Karoliina Hirvonen from Riitta Lahesmaa lab defended her PhD thesis “Proteomics Insights into Type 1 Diabetes Development – Investigating Changes in Serum Proteome and the Role of Persistent Enterovirus Infection” on Thursday the 22nd of May 2025. Her opponent was Professor Jochen Schwenk from Science for Life Laboratory, KTH Royal Institute of Technology, Sweden.

Warmest congratulations Karoliina!

Summary of the Dissertation:

Type 1 diabetes is a chronic disease that leads to gradual destruction of insulin producing beta cells in the pancreas. By the time of diagnosis, most of the beta cells have already been destroyed. There is a need to improve our understanding of the molecular events governing the disease, from early signs to diagnosis and beyond. Identifying molecules that change at the various stages of disease could improve clinical decisions, assist in monitoring, and help classify individuals into subgroups.

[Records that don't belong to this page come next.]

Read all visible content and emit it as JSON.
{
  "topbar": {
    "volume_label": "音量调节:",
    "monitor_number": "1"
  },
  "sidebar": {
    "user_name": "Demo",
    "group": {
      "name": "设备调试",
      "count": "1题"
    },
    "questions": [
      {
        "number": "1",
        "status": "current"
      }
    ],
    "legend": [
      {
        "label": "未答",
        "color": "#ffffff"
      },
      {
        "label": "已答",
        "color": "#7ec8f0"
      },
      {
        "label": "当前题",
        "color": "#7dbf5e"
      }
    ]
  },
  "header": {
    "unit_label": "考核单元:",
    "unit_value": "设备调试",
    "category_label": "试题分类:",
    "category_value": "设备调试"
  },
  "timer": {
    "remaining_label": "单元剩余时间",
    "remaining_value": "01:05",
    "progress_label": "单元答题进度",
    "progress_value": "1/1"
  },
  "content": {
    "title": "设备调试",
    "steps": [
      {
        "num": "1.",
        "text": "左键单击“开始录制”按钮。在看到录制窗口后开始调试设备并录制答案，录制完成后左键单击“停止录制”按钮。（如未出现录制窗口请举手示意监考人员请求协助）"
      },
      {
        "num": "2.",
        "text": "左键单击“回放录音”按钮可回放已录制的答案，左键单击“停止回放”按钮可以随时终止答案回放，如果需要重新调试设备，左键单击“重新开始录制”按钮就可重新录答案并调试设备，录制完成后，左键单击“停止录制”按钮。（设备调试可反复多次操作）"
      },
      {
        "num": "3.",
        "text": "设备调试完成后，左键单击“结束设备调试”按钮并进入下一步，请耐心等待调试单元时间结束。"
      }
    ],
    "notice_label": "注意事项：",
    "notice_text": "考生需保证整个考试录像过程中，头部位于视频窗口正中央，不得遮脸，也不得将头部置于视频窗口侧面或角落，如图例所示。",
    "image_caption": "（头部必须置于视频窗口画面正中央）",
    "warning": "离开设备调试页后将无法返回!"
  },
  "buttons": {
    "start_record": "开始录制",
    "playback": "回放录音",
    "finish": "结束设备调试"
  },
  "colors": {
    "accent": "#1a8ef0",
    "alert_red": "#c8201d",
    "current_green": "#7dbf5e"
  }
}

In the work presented in this dissertation, mass spectrometry (MS)-based proteomics methods were employed to investigate type 1 diabetes-associated changes in serum protein levels and to explore how persistent enterovirus infection, which have been linked to the disease, alters protein expression and secretion in pancreatic ductal cells (PANC-1). Longitudinal proteomics analysis of pre-onset serum samples from children who developed type 1 diabetes at a young age revealed decreased levels of apolipoprotein C1 (APOC1) early in the disease, which remained lower until diagnosis. Targeted MS analysis of serum samples from newly diagnosed (ND) youth and unaffected family members (UFMs) further identified lower serum APOC1 levels in ND youth and revealed 12 additional proteins with differing serum levels between the two groups. Eleven proteins were also found to be associated with fasting C-peptide/glucose ratios, which served as a measure of functional beta cell mass. A validation study in a second cohort confirmed serum level differences for 10 proteins, including APOC1, between ND and UFMs and replicated negative association with the C-peptide/glucose ratios for three proteins. Persistent enterovirus infection in PANC-1 cells, using two different coxsackievirus B1 (CVB1) strains, led to significant changes in protein expression and secretion, especially affecting mitochondrial functions and the regulated secretory pathway. Notably, the two CVB1 strains also showed different effects on proteins related to the antiviral immune response. Several of the significantly altered proteins in the CVB1 models were also detected in the serum samples.

This research identified a set of proteins linked to the progression of type 1 diabetes and those modulated during persistent CVB1 infection. While a specific CVB1 signature was not found in the serum analyses, a group of overlapping proteins identified in the studies may contribute to the CVB1 infection signature.